Photo by: Kim Yuthana
A newly posted sign on Otres beach in Sihanoukville shows plans for an area slated to be cleared today.
A newly posted sign on Otres beach in Sihanoukville shows plans for an area slated to be cleared today.
via Khmer NZ News Media
Wednesday, 30 June 2010 15:02 Kim Yuthana and Sen David
PREAH SIHANOUK PROVINCE
PREAH Sihanouk provincial officials said Tuesday that they still plan to evict more than 70 businesses from a 1.5-kilometre stretch of Otres beach in Sihanoukville today unless they leave on their own, prompting criticism from rights groups, as well as those who stand to be affected.
For the second time this year, the owners of guesthouses, bars, small shops and restaurants in the area were told last week that they would be forced from their land to make way for a municipal garden. A similar eviction notice was issued in January but never enforced.
Preah Sihanouk Deputy Governor Phai Phan said Tuesday that the eviction would go ahead, and that the complaints of businesses, many of which plan to stay and protest, were falling on deaf ears. “The eviction on Otres beach cannot be avoided because this is an order from high-level authorities to develop this area,” he said.

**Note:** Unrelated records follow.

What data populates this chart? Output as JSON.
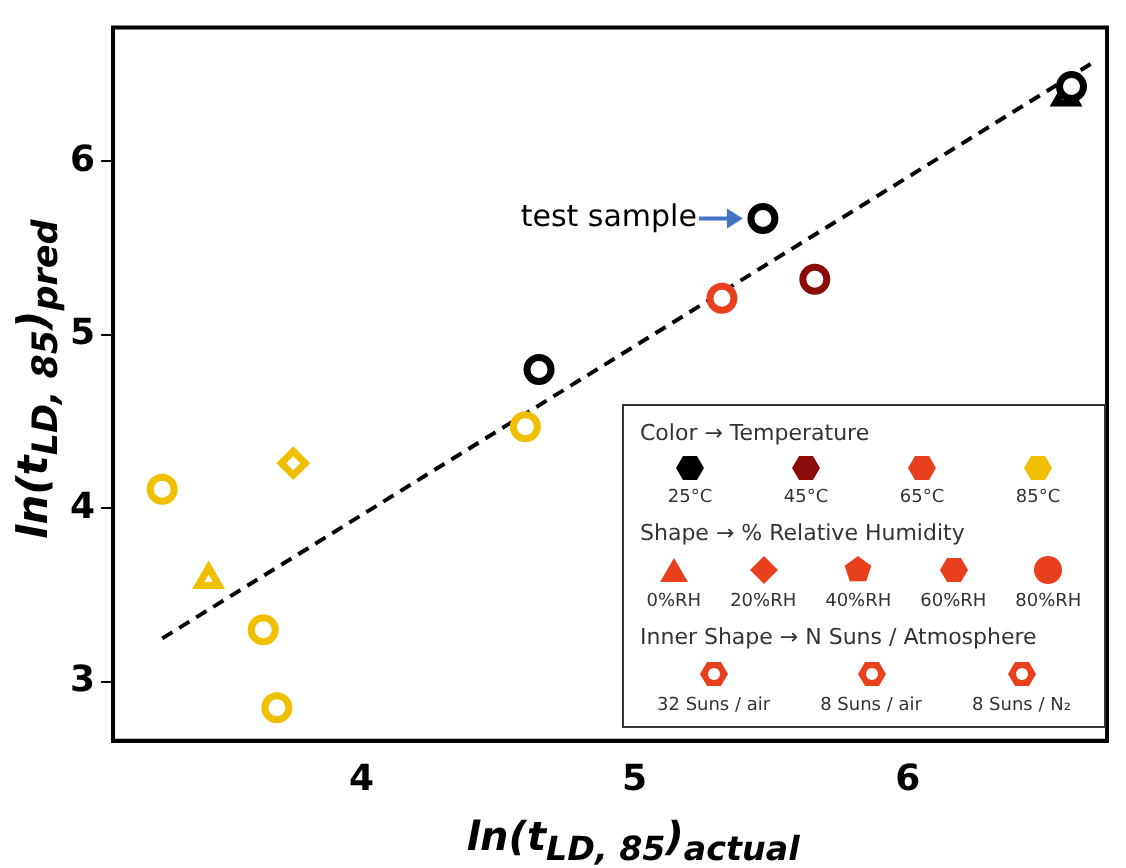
{
  "chart_data": {
    "type": "scatter",
    "xlabel": "ln(t$_{LD, 85}$)$_{actual}$",
    "ylabel": "ln(t$_{LD, 85}$)$_{pred}$",
    "xlim": [
      3.09,
      6.73
    ],
    "ylim": [
      2.66,
      6.77
    ],
    "xticks": [
      4,
      5,
      6
    ],
    "yticks": [
      3,
      4,
      5,
      6
    ],
    "grid": false,
    "legend": "bottom right",
    "legend_title": "Color → Temperature",
    "series": [
      {
        "name": "25°C",
        "color": "#000000",
        "marker": "circle",
        "x": [
          4.65,
          5.47,
          6.6
        ],
        "values": [
          4.8,
          5.67,
          6.43
        ]
      },
      {
        "name": "45°C",
        "color": "#8b0a0a",
        "marker": "circle",
        "x": [
          5.66
        ],
        "values": [
          5.32
        ]
      },
      {
        "name": "65°C",
        "color": "#e8401c",
        "marker": "circle",
        "x": [
          5.32
        ],
        "values": [
          5.21
        ]
      },
      {
        "name": "85°C",
        "color": "#f0c000",
        "marker": "circle",
        "x": [
          3.27,
          3.64,
          3.69,
          4.6
        ],
        "values": [
          4.11,
          3.3,
          2.85,
          4.47
        ]
      },
      {
        "color": "#000000",
        "marker": "triangle",
        "x": [
          6.58
        ],
        "values": [
          6.37
        ]
      },
      {
        "color": "#f0c000",
        "marker": "triangle",
        "x": [
          3.44
        ],
        "values": [
          3.59
        ]
      },
      {
        "color": "#f0c000",
        "marker": "diamond",
        "x": [
          3.75
        ],
        "values": [
          4.26
        ]
      },
      {
        "type": "line",
        "color": "#000000",
        "marker": "none",
        "line_style": "dashed",
        "x": [
          3.27,
          6.67
        ],
        "values": [
          3.25,
          6.56
        ]
      }
    ],
    "annotations": [
      {
        "text": "test sample",
        "x": 5.47,
        "y": 5.67
      },
      "Shape → % Relative Humidity",
      "0%RH",
      "20%RH",
      "40%RH",
      "60%RH",
      "80%RH",
      "Inner Shape → N Suns / Atmosphere",
      "32 Suns / air",
      "8 Suns / air",
      "8 Suns / N₂"
    ]
  }
}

Choa Philip, the owner of a small restaurant that is slated for eviction, said all business owners had decided to stay put and protest after receiving no response from local authorities to a letter sent last Monday requesting a delay and an alternate location for their businesses.
“After all the business owners had a meeting on Thursday last week, we still decided not to move from [the beach] because this is our life,” he said.
Rainer Deyhle, owner of Cinderella Dive Resort and Beach Bungalows, said authorities should not have taken money for business licences if they were planning to evict people, and questioned whether the garden was simply a front for a new resort project.
“In a country like Germany, someone who did this in the government would go to prison the same day that he sent the bulldozers in,” he said.
But Richie Gover, who sold his bar at Otres beach earlier this year, said many business owners should have been expecting the move.
“You know they’ve got nothing to complain about, really. They had plenty of warning. They’re saying we needed time to find other stuff, but you know, I had time. We’ve known about this for three years,” he said.
Naly Pilorge, director of the rights group Licadho, said, however, that those affected had been given no time to meet with authorities to discuss how they could avoid huge economic losses. “Many people have now fled; the situation is very chaotic, with very little time for any preparation or to pack belongings,” she said by text message Tuesday.